I figure I started walking around the age of one. If I'm accurate, then I have been standing and walking for about 42 and a half years. That's a long time to be walking and I can recall more than one occasion when my feet or ankles or legs in general betrayed me and I fell flat on my face or my behind. Falling is a lot less graceful than walking, but walking requires a lot less grace than falling. We can walk all day and find ourselves oblivious to our needs. Frankly, maybe, we are only aware of our deep need for grace when we fall. That said, we have to fall in order to see the need which means that we necessarily have to forget, for a mere moment, how to walk.

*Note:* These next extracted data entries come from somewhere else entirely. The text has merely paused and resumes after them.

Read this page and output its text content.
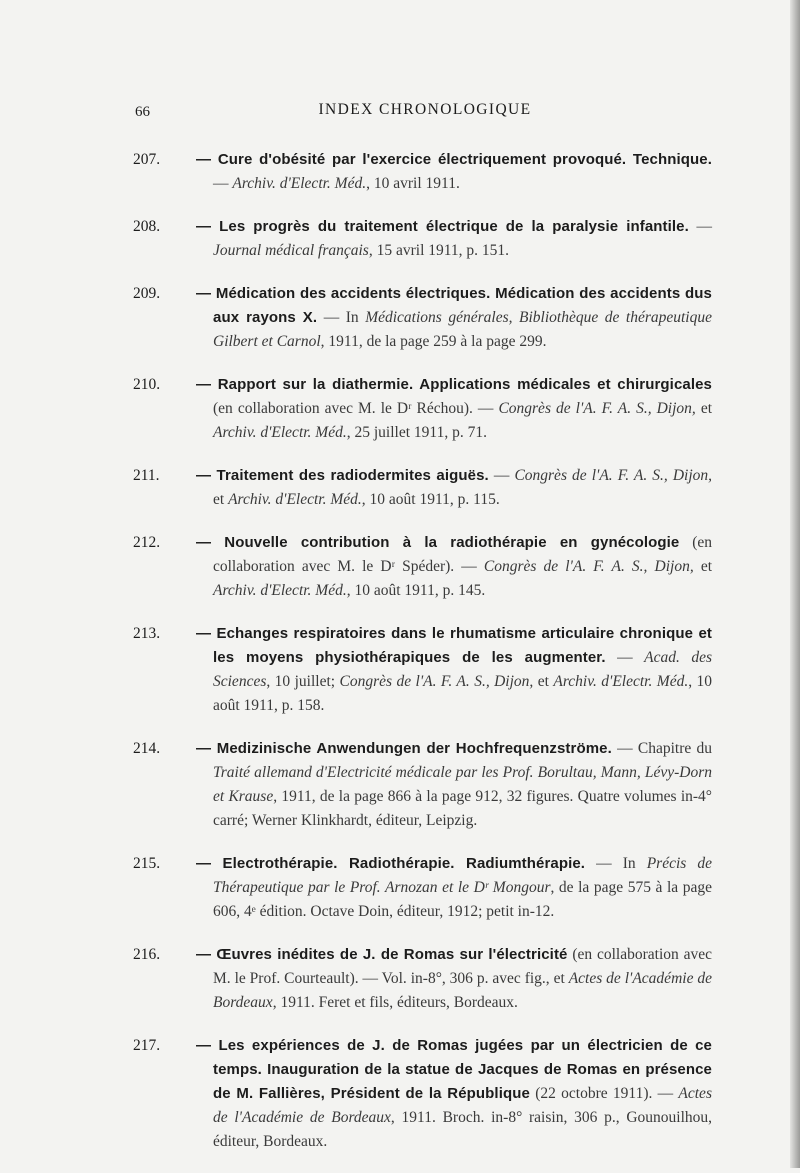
66	INDEX CHRONOLOGIQUE
207.	— Cure d'obésité par l'exercice électriquement provoqué. Technique. — Archiv. d'Electr. Méd., 10 avril 1911.
208.	— Les progrès du traitement électrique de la paralysie infantile. — Journal médical français, 15 avril 1911, p. 151.
209.	— Médication des accidents électriques. Médication des accidents dus aux rayons X. — In Médications générales, Bibliothèque de thérapeutique Gilbert et Carnol, 1911, de la page 259 à la page 299.
210.	— Rapport sur la diathermie. Applications médicales et chirurgicales (en collaboration avec M. le Dʳ Réchou). — Congrès de l'A. F. A. S., Dijon, et Archiv. d'Electr. Méd., 25 juillet 1911, p. 71.
211.	— Traitement des radiodermites aiguës. — Congrès de l'A. F. A. S., Dijon, et Archiv. d'Electr. Méd., 10 août 1911, p. 115.
212.	— Nouvelle contribution à la radiothérapie en gynécologie (en collaboration avec M. le Dʳ Spéder). — Congrès de l'A. F. A. S., Dijon, et Archiv. d'Electr. Méd., 10 août 1911, p. 145.
213.	— Echanges respiratoires dans le rhumatisme articulaire chronique et les moyens physiothérapiques de les augmenter. — Acad. des Sciences, 10 juillet; Congrès de l'A. F. A. S., Dijon, et Archiv. d'Electr. Méd., 10 août 1911, p. 158.
214.	— Medizinische Anwendungen der Hochfrequenzströme. — Chapitre du Traité allemand d'Electricité médicale par les Prof. Borultau, Mann, Lévy-Dorn et Krause, 1911, de la page 866 à la page 912, 32 figures. Quatre volumes in-4° carré; Werner Klinkhardt, éditeur, Leipzig.
215.	— Electrothérapie. Radiothérapie. Radiumthérapie. — In Précis de Thérapeutique par le Prof. Arnozan et le Dʳ Mongour, de la page 575 à la page 606, 4ᵉ édition. Octave Doin, éditeur, 1912; petit in-12.
216.	— Œuvres inédites de J. de Romas sur l'électricité (en collaboration avec M. le Prof. Courteault). — Vol. in-8°, 306 p. avec fig., et Actes de l'Académie de Bordeaux, 1911. Feret et fils, éditeurs, Bordeaux.
217.	— Les expériences de J. de Romas jugées par un électricien de ce temps. Inauguration de la statue de Jacques de Romas en présence de M. Fallières, Président de la République (22 octobre 1911). — Actes de l'Académie de Bordeaux, 1911. Broch. in-8° raisin, 306 p., Gounouilhou, éditeur, Bordeaux.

I've been walking for 42.5 years, how can I possibly forget how to walk? Yet we do.
Walking is a beautiful thing. I like watching animals walk because–I don't know if you have ever noticed–animals rarely fall. The are about as steady as it comes–maybe because they walk on four legs–and they often walk in places where human beings can scarcely imagine. Maybe humans are inclined to such disaster precisely because we are in need of so much grace. Maybe we should feel badly for people who are rock-steady on their feet, who never fall, who never need grace.
Maybe the proclivity to fall is God's or evolution's built-in measure to constantly, or at least occasionally, remind us that we need help, that we need grace.
I had a conversation the other day with a very important person in my life. I was concerned about walking. My point to this person went something like this: 'What does it say about me and my work if I ask for help?' The response was pure genius and I suspected that the Lord had opened this person's mouth and spoke directly to my heart. It went like this: 'What does it say about you if you do not [ask for help]?'
Last night I learned a very important lesson. I learned that it is OK to need help walking. Better, I learned that didn't even know I had fallen. I learned that even something that comes to us so naturally, so fluently, so beautifully can, sometimes, require just a little extra help.